Sieg über das Schicksal: „Wir sind New Orleans“

Erstmals gewinnen die Saints den Superbowl.Quarterback Brees widmet den Sieg – unter Tränen – der einst vom Hurrikan Katrina verwüsteten Stadt und all ihren Bewohnern.
MIAMI 60 Minuten lang war Drew Brees der Mann, der alles kontrollierte. Doch dann war es vorbei. Die unglaubliche Coolness, die der Quarterback der New Orleans Saints in seinem ersten Superbowl gegen Indianapolis gezeigt hatte, fiel von ihm ab. Brees küsste erst seine Frau Brittany, dann drückte er seinen gerade ein Jahr alten Sohn Baylen liebevoll an sich. Und plötzlich war Drew Brees nicht mehr der gefeierte Footballer, der sein Team zum 31:17-Triumph über die favorisierten Colts geführt hatte, er war nur noch überglücklicher Vater und Ehemann.

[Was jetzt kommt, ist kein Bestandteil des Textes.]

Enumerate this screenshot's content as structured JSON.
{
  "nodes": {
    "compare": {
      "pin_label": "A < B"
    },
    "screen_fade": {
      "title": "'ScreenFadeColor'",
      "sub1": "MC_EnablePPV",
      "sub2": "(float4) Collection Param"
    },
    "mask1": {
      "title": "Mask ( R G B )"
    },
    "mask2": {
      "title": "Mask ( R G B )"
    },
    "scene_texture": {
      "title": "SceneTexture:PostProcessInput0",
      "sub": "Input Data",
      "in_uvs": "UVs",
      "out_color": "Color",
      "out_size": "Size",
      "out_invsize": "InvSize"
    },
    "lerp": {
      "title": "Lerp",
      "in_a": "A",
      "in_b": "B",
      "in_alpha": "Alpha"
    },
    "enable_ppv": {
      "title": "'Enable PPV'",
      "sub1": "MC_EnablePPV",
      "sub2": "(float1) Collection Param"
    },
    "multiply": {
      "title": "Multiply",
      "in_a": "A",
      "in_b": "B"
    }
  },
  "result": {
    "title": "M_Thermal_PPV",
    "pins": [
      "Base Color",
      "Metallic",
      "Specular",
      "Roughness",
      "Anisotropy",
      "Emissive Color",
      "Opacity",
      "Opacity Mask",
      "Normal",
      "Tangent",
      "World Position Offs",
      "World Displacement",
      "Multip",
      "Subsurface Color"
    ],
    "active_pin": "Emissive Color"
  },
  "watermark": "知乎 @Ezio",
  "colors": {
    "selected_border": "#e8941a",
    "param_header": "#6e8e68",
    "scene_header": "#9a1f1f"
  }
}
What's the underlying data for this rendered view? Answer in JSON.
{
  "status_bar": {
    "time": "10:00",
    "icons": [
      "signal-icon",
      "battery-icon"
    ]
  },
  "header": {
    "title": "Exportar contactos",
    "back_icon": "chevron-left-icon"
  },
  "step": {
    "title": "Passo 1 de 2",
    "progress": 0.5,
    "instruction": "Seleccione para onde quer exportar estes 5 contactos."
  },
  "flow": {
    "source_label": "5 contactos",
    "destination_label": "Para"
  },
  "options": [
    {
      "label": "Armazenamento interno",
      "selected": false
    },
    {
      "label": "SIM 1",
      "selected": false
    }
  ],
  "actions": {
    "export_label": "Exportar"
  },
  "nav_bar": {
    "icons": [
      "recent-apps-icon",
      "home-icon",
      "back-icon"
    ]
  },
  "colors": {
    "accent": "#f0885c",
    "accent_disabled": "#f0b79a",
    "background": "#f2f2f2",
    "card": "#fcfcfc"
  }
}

„Ich habe mein Leben lang von diesem Moment geträumt, ihn mir ausgemalt. Aber die Realität ist so viel besser“, sagte Brees schluchzend, als er die Trophäe, welche die Saints erstmals in ihrer 43-jährigen Geschichte gewannen, umarmte. Sogar der kleine Baylen streichelte den Pokal. „Dieser Sieg“, sagte der gerührte Quarterback, „ist nicht nur ein Sieg der Saints, es ist ein Sieg von New Orleans, ein Sieg der Menschen von New Orleans. Ihr seid alle Sieger! Ihr habt das Schicksal besiegt! Ich liebe euch!“
Die Geschichten von Brees und New Orleans passen zusammen. Brees war nach elf Operationen am Ende seiner Karriere, als ihn die notorisch erfolglosen Saints von den San Diego Chargers holten. Es war ein Neuanfang. Nein, eher eine Wiederauferstehung. In einer Stadt, die 2005, kurz vor Brees’ Wechsel, vom Jahrhundert- Hurrikan Katrina verwüstet wurde. Die Stadt stand zu 80 Prozent meterhoch unter Wasser, 1800 Menschen starben, der Schaden belief sich auf 81 Milliarden Dollar, Abertausende verloren ihr Heim.

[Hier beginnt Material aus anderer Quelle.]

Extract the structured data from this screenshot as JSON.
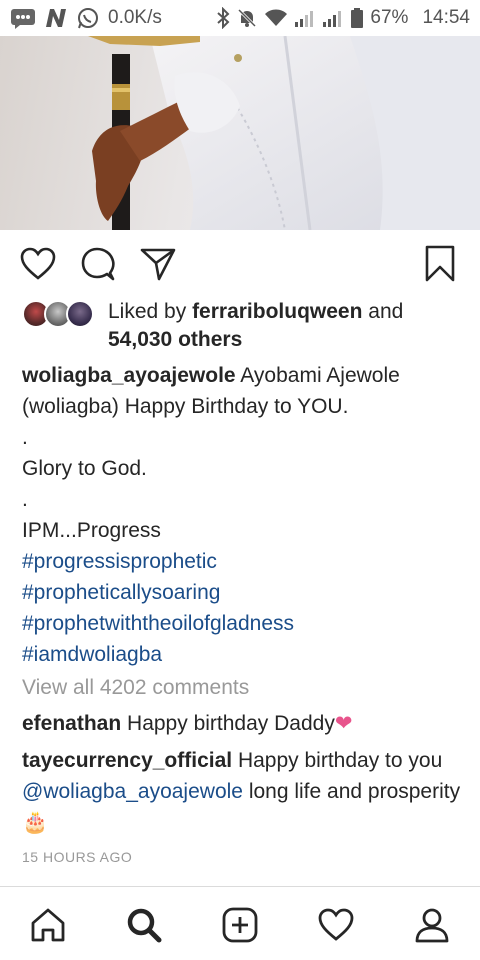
{
  "status_bar": {
    "speed": "0.0K/s",
    "battery": "67%",
    "time": "14:54"
  },
  "post": {
    "likes": {
      "prefix": "Liked by",
      "first_user": "ferrariboluqween",
      "conjunction": "and",
      "others": "54,030 others"
    },
    "caption": {
      "username": "woliagba_ayoajewole",
      "line1": "Ayobami Ajewole",
      "line2": "(woliagba) Happy Birthday to YOU.",
      "dot1": ".",
      "line3": "Glory to God.",
      "dot2": ".",
      "line4": "IPM...Progress",
      "hashtags": [
        "#progressisprophetic",
        "#propheticallysoaring",
        "#prophetwiththeoilofgladness",
        "#iamdwoliagba"
      ]
    },
    "view_all_comments": "View all 4202 comments",
    "comments": [
      {
        "username": "efenathan",
        "text": "Happy birthday Daddy",
        "emoji": "❤"
      },
      {
        "username": "tayecurrency_official",
        "text_before": "Happy birthday to you",
        "mention": "@woliagba_ayoajewole",
        "text_after": "long life and prosperity",
        "emoji": "🎂"
      }
    ],
    "timestamp": "15 HOURS AGO"
  },
  "colors": {
    "hashtag": "#1b4d89",
    "muted": "#999999",
    "heart_pink": "#e8548c"
  },
  "icons": {
    "actions": [
      "heart-icon",
      "comment-icon",
      "share-icon",
      "bookmark-icon"
    ],
    "nav": [
      "home-icon",
      "search-icon",
      "new-post-icon",
      "activity-icon",
      "profile-icon"
    ]
  }
}
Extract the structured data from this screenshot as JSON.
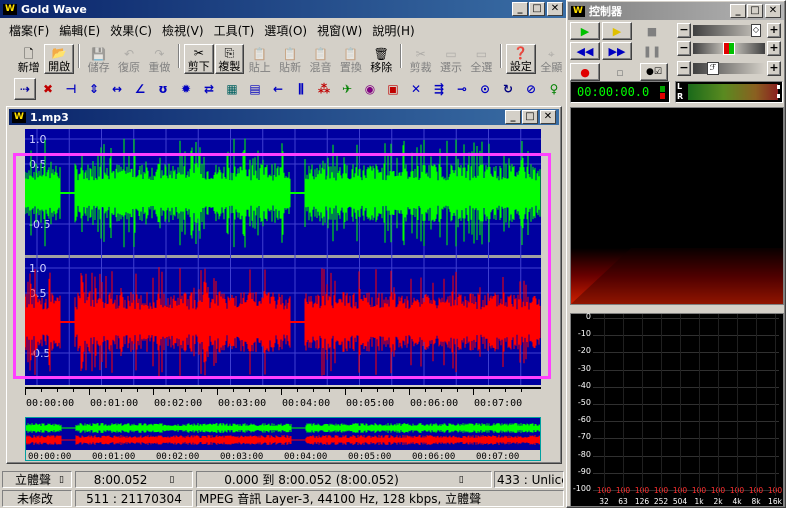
{
  "main_window": {
    "title": "Gold Wave",
    "logo": "W"
  },
  "menu": [
    "檔案(F)",
    "編輯(E)",
    "效果(C)",
    "檢視(V)",
    "工具(T)",
    "選項(O)",
    "視窗(W)",
    "說明(H)"
  ],
  "toolbar": [
    {
      "label": "新增",
      "icon": "new-file-icon",
      "enabled": true
    },
    {
      "label": "開啟",
      "icon": "open-folder-icon",
      "enabled": true
    },
    {
      "label": "儲存",
      "icon": "save-icon",
      "enabled": false
    },
    {
      "label": "復原",
      "icon": "undo-icon",
      "enabled": false
    },
    {
      "label": "重做",
      "icon": "redo-icon",
      "enabled": false
    },
    {
      "label": "剪下",
      "icon": "cut-icon",
      "enabled": true
    },
    {
      "label": "複製",
      "icon": "copy-icon",
      "enabled": true
    },
    {
      "label": "貼上",
      "icon": "paste-icon",
      "enabled": false
    },
    {
      "label": "貼新",
      "icon": "paste-new-icon",
      "enabled": false
    },
    {
      "label": "混音",
      "icon": "mix-icon",
      "enabled": false
    },
    {
      "label": "置換",
      "icon": "replace-icon",
      "enabled": false
    },
    {
      "label": "移除",
      "icon": "delete-icon",
      "enabled": true
    },
    {
      "label": "剪裁",
      "icon": "trim-icon",
      "enabled": false
    },
    {
      "label": "選示",
      "icon": "select-view-icon",
      "enabled": false
    },
    {
      "label": "全選",
      "icon": "select-all-icon",
      "enabled": false
    },
    {
      "label": "設定",
      "icon": "settings-icon",
      "enabled": true
    },
    {
      "label": "全顯",
      "icon": "show-all-icon",
      "enabled": false
    }
  ],
  "effects_toolbar": [
    "⇢",
    "✖",
    "⊣",
    "⇕",
    "↔",
    "∠",
    "ʊ",
    "✹",
    "⇄",
    "▦",
    "▤",
    "←",
    "⫼",
    "⁂",
    "✈",
    "◉",
    "▣",
    "✕",
    "⇶",
    "⊸",
    "⊙",
    "↻",
    "⊘",
    "♀"
  ],
  "wave_window": {
    "title": "1.mp3",
    "y_labels": [
      "1.0",
      "0.5",
      "0.0",
      "-0.5"
    ],
    "time_labels": [
      "00:00:00",
      "00:01:00",
      "00:02:00",
      "00:03:00",
      "00:04:00",
      "00:05:00",
      "00:06:00",
      "00:07:00"
    ],
    "overview_labels": [
      "00:00:00",
      "00:01:00",
      "00:02:00",
      "00:03:00",
      "00:04:00",
      "00:05:00",
      "00:06:00",
      "00:07:00"
    ],
    "colors": {
      "background": "#0000a0",
      "left_channel": "#00ff00",
      "right_channel": "#ff0000",
      "selection": "#ff40ff",
      "grid": "#3f3fd0"
    }
  },
  "status": {
    "channels": "立體聲",
    "length": "8:00.052",
    "selection": "0.000 到 8:00.052 (8:00.052)",
    "zoom": "433 : Unlicen",
    "modified": "未修改",
    "position": "511 : 21170304",
    "format": "MPEG 音訊  Layer-3, 44100 Hz, 128 kbps, 立體聲"
  },
  "control_window": {
    "title": "控制器",
    "logo": "W",
    "time": "00:00:00.0",
    "meter_lr": "L\nR",
    "spectrum_y": [
      "0",
      "-10",
      "-20",
      "-30",
      "-40",
      "-50",
      "-60",
      "-70",
      "-80",
      "-90",
      "-100"
    ],
    "spectrum_x": [
      "32",
      "63",
      "126",
      "252",
      "504",
      "1k",
      "2k",
      "4k",
      "8k",
      "16k"
    ],
    "spectrum_vals": [
      "100",
      "100",
      "100",
      "100",
      "100",
      "100",
      "100",
      "100",
      "100",
      "100"
    ]
  }
}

Der Superdome, Spielort der Saints, wurde zum Katastrophencenter. 60000 Menschen fanden dort Unterschlupf, schliefen auf dem Spielfeld, auf den Sitzen. Die Arena wurde zum Symbol des Wiederaufbaus, der Weigerung, sich dem Schicksal zu ergeben. Der Texaner Brees war so schockiert, dass er Hammer und Säge in die Hand nahm, und in seiner Freizeit zerstörte Häuser reparierte. Nicht für die Kameras, sondern weil er es als seine „Christenpflicht“ (Brees) ansah. Dafür wurde er gefeiert als „Saint of New Orleans“, als Heiliger von New Orleans. Er bekam den Spitznamen „Breesus“.
„Wir haben der Welt und uns bewiesen, dass keine Macht der Welt uns am Boden halten kann“, sagte Brees, der mit Gattin Brittany eine Stiftung gegründet hat, die sich dem Wiederaufbau verschrieben hat, die sich der Kinder von New Orleans annimmt.
Die Stadt hat ihr Trauma Katrina bezwungen, sie ist zusammengewachsen. Erstmals seit 32 Jahren hat die Südstaaten-Metropole mit Mitch Landrie einen weißen Bürgermeister. „Wir alle sind New Orleans“, sagte Brees. Und die Tränen liefen ihm übers Gesicht.